Berpegang pada kedua kamus tadi, mohon maaf, saya kok tidak sependapat jika dikatakan Ahok fasis. Ingat, baik KBBI maupun Oxford mengaitkan fasis dengan nasionalisme ekstrim. Nah, sampai di sini kan sudah tidak pas. Mana bisa Ahok disebut nasionalis, apalagi diembel-embeli ekstrim? Lha wong pada kasus reklamasi pantai utara Teluk Jakarta dia justru gigih membela pengembang, kok. Untuk membela pengembang, Ahok bersedia melawan siapa saja, dan menabrak serenceng peraturan dan perundangan.

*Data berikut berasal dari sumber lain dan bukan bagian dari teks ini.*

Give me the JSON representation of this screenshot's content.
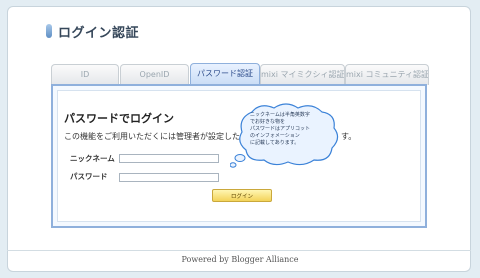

“Ahok itu Gubernur DKI apa karyawan pengembang,” tanya Rizal Ramli yang keheranan karena sikap Ahok yang bagai “maju tak gentar membela yang bayar.” Ehmm...
Ahok otoriter, ya. Ahok sewenang-wenang dan kasar, yes. Ahok kejam dan terbiasa melibas orang miskin (bukan kemiskinan), jawabnya YA dengan huruf besar. Ahok mulutnya seperti toilet, ya juga. Tapi kalau disebut Ahok fasis, ya jelas no, lah! Alasannya, ya itu tadi. Dia sama sekali tidak nasionalis. Merah putih sepertinya sudah luntur dari dadanya.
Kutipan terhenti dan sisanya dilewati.